João Bosco lança “Abricó-de-Macaco”.

Novo disco do cantor, compositor e violonista está disponível nos aplicativos de música . Com 16 faixas, sendo duas inéditas, o DVD, dirigido por Fernando Young, será lançado no dia 19 de maio, no canal do YouTube de MPB da Som Livre.

O álbum é uma co-produção da gravadora com a MPB Discos e o Canal Brasil e sai em formato físico em 22 de maio.

 

Por Lucas Nobile:

Assim como craques de outros saberes e fazeres artísticos (Glauber Rocha, Gianfrancesco Guarnieri, Plínio Marcos, Chico Anysio e Graciliano Ramos), João sempre tratou das miudezas e profundezas – incluindo os desvios – da alma brasileira. Com a diferença, em comparação com os aqui citados, que ele segue vivo e atuante.

Neste novo trabalho – digno de figurar na prateleira das grandes obras, que, logo de cara instigam e já dizem a que vêm -, a provocação inteligente sobressai, de arrancada, no título: “Abricó-de-Macaco”. A alegoria, proposta em parceria por João e seu filho Francisco Bosco, é tão complexa quanto bela.

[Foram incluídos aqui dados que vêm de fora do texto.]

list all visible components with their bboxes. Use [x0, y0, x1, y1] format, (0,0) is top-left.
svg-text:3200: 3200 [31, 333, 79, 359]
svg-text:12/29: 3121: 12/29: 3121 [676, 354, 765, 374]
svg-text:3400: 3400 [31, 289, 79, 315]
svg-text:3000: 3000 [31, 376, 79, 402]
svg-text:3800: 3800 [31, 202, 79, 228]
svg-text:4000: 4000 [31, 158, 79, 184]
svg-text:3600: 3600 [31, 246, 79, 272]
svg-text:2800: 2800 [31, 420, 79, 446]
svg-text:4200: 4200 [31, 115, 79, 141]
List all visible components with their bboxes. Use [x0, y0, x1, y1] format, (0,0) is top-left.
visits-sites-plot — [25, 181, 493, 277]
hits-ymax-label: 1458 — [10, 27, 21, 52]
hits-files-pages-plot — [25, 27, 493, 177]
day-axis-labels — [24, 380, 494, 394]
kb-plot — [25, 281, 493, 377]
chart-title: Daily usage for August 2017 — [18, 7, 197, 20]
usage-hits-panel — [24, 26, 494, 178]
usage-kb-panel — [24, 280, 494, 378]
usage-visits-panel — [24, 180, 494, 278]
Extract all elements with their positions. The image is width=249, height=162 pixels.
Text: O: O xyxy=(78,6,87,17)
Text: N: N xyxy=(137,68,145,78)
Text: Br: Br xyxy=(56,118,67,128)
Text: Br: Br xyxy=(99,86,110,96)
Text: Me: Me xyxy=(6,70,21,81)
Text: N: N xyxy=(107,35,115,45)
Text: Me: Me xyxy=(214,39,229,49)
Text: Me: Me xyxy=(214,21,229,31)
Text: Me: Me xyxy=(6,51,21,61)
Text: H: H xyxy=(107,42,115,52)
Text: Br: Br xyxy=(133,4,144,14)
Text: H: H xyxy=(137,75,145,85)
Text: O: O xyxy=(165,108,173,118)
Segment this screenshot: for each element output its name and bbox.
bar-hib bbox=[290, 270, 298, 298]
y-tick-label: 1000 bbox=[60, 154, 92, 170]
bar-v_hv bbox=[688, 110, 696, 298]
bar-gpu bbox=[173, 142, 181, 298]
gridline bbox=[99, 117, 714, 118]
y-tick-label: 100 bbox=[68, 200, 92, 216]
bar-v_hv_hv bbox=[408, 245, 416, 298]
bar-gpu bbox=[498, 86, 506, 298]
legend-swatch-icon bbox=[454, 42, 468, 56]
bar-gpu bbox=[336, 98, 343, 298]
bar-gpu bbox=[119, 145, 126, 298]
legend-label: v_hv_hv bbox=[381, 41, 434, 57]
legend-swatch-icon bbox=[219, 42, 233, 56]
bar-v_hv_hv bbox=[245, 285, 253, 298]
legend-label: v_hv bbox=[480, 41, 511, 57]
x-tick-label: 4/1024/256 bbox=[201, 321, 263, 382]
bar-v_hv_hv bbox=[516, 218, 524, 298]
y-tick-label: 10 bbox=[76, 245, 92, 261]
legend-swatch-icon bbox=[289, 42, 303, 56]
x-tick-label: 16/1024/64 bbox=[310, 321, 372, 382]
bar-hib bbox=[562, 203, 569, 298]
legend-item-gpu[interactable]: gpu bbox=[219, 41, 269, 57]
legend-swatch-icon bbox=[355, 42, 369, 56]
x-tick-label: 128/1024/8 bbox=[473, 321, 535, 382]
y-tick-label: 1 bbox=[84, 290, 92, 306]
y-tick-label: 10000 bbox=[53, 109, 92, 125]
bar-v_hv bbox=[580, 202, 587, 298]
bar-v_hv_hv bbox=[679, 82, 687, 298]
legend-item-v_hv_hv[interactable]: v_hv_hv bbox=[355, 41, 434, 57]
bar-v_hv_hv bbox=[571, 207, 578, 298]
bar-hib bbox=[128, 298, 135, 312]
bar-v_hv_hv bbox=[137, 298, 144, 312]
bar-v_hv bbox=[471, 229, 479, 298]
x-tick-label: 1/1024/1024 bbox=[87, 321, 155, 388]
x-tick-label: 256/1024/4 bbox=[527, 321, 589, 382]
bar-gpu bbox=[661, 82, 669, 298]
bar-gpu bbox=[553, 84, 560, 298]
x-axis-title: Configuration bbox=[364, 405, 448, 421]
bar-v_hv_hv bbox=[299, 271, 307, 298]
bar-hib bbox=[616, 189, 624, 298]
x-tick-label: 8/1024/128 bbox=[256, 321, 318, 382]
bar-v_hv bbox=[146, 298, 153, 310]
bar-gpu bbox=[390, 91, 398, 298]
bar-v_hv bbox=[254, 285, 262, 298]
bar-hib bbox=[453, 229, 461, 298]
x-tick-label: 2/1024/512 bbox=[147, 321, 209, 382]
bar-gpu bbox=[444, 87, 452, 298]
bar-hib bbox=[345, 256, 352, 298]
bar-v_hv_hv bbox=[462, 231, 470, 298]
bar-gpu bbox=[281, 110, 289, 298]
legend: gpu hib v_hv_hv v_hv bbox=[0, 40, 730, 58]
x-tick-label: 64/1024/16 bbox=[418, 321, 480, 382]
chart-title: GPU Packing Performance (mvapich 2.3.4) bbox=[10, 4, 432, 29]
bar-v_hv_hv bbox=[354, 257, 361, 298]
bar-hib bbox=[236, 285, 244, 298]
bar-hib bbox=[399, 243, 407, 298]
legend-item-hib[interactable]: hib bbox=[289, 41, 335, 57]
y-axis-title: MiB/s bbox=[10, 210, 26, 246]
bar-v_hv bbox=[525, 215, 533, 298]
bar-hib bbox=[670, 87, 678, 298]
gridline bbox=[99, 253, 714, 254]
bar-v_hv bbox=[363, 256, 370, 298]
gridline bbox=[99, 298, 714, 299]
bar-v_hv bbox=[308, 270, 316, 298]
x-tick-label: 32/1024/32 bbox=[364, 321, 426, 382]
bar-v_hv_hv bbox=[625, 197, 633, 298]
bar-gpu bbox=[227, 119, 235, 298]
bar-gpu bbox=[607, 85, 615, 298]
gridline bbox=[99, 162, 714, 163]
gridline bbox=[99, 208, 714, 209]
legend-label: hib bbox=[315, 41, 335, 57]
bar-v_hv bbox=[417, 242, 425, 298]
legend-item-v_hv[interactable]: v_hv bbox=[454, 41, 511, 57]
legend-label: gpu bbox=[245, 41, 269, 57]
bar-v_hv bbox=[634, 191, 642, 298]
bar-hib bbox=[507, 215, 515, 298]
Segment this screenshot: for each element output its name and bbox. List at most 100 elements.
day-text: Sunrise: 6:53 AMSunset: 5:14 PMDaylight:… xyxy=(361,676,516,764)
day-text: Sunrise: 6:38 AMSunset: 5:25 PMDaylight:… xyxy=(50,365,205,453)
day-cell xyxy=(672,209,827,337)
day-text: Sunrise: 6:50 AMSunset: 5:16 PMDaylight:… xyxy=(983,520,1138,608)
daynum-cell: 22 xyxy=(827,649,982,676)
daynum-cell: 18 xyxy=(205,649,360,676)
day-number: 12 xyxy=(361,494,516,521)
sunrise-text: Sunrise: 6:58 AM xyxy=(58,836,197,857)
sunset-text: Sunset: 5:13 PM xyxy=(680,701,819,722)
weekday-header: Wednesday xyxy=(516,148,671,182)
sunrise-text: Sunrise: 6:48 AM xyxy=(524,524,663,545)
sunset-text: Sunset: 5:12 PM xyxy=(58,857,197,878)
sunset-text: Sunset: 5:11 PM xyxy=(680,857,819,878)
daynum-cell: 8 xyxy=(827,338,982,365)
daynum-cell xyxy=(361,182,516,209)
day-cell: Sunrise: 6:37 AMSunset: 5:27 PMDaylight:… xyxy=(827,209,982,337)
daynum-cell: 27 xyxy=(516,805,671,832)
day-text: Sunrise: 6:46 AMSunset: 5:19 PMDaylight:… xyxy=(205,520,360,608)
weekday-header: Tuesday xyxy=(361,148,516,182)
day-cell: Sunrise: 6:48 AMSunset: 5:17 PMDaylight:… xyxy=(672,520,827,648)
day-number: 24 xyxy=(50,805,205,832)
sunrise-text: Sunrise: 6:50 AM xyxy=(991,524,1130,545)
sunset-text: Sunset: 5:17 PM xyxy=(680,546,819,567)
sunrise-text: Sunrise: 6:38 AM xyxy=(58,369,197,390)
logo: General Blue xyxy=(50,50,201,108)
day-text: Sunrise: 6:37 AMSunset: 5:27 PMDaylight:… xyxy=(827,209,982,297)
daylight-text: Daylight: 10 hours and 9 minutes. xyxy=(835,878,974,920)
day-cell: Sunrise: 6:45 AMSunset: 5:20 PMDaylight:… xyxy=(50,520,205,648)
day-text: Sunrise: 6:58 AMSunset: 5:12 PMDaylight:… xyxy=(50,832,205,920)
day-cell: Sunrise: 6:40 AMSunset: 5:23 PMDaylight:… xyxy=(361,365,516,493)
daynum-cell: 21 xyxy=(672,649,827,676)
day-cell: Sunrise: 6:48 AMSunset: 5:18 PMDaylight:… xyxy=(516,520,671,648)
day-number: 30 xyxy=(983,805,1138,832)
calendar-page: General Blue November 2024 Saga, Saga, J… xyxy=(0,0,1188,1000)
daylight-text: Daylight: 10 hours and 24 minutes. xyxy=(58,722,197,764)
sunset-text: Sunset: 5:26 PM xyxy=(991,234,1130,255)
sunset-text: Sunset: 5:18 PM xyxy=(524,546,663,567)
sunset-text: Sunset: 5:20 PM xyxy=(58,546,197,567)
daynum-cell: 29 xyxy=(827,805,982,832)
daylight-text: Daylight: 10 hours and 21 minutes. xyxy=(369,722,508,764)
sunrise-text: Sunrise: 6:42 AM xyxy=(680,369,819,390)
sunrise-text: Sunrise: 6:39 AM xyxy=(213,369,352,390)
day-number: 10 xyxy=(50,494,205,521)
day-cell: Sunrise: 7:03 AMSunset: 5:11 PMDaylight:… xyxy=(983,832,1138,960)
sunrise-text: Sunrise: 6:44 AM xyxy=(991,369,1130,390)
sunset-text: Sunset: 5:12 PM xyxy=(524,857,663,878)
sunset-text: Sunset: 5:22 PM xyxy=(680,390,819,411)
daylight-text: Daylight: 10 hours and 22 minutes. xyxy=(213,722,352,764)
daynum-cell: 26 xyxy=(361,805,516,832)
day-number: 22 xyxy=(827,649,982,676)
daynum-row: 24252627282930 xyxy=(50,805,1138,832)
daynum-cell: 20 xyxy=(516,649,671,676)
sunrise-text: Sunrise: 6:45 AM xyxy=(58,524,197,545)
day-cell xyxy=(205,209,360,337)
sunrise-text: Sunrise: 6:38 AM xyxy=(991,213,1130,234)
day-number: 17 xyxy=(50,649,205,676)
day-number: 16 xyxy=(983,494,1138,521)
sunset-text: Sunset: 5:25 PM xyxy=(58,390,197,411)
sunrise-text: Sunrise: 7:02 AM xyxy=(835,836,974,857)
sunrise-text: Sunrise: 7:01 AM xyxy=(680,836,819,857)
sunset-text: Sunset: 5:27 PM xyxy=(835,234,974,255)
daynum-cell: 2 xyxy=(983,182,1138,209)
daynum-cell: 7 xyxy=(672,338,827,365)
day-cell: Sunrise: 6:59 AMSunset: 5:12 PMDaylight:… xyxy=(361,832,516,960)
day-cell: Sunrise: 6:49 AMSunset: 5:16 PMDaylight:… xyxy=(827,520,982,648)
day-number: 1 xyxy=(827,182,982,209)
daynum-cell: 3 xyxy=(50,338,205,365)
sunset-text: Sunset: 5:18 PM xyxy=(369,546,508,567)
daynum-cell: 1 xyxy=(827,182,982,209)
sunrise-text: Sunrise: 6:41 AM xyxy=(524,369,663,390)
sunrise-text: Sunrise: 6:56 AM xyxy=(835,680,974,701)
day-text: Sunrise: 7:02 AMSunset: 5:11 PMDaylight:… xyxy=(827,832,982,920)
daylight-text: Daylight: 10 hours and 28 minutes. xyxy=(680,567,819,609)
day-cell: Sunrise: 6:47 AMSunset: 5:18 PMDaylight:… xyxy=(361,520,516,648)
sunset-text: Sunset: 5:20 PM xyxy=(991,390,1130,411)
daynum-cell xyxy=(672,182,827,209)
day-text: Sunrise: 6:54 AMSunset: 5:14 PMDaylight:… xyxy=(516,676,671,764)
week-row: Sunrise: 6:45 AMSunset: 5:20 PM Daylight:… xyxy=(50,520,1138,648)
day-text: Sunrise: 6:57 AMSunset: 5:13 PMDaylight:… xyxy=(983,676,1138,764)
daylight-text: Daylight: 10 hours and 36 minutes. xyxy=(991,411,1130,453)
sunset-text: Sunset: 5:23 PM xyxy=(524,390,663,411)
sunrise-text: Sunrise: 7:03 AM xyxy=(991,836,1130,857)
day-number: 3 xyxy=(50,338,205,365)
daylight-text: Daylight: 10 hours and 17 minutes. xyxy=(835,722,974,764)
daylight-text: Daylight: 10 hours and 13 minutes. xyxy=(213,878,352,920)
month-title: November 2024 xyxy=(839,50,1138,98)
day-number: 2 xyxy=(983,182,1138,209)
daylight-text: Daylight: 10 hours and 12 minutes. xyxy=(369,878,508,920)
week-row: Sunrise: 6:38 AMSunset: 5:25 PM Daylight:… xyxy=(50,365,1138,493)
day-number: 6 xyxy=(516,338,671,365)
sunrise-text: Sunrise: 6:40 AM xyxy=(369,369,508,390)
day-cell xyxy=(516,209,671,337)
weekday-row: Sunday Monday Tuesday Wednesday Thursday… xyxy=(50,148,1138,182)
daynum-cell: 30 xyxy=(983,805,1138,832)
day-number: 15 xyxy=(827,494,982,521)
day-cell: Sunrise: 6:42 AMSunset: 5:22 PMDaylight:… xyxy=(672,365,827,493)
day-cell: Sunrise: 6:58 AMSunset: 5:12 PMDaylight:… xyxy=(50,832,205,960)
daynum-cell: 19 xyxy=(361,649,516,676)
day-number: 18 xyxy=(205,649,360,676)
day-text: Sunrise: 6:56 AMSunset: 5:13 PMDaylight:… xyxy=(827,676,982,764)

É obra de espírito amplo, evocando a inesgotável fortuna de conhecimentos gestada nas bordas de uma nação continental. O que atravessa as 16 faixas aqui bordadas é o ouro cultural emanado das periferias do Norte (presente em “Senhoras do Amazonas”, parceria de João com Belchior) ou do Nordeste (pontuada em “Forró em Limoeiro”, do genial Jackson do Pandeiro, em espécie de suíte nordestina, com o perfume de Sivuca, João do Vale, Marinês e Gonzaguinha), do Brasil real, das periferias, dos subúrbios e dos morros cariocas. Aragem tão funda que IBGE nenhum é capaz de apurar ou traduzir.

Portanto, não é ocasional o encontro entre Os Tincoãs, de Mateus Aleluia e Dadinho, com Dorival Caymmi e Silas de Oliveira, na bem sacada junção de “Cordeiro de Nanã” e “Nação” (João Bosco, Aldir Blanc e Paulo Emílio), consagrada na década de 1980 pela iluminada voz de Clara Nunes.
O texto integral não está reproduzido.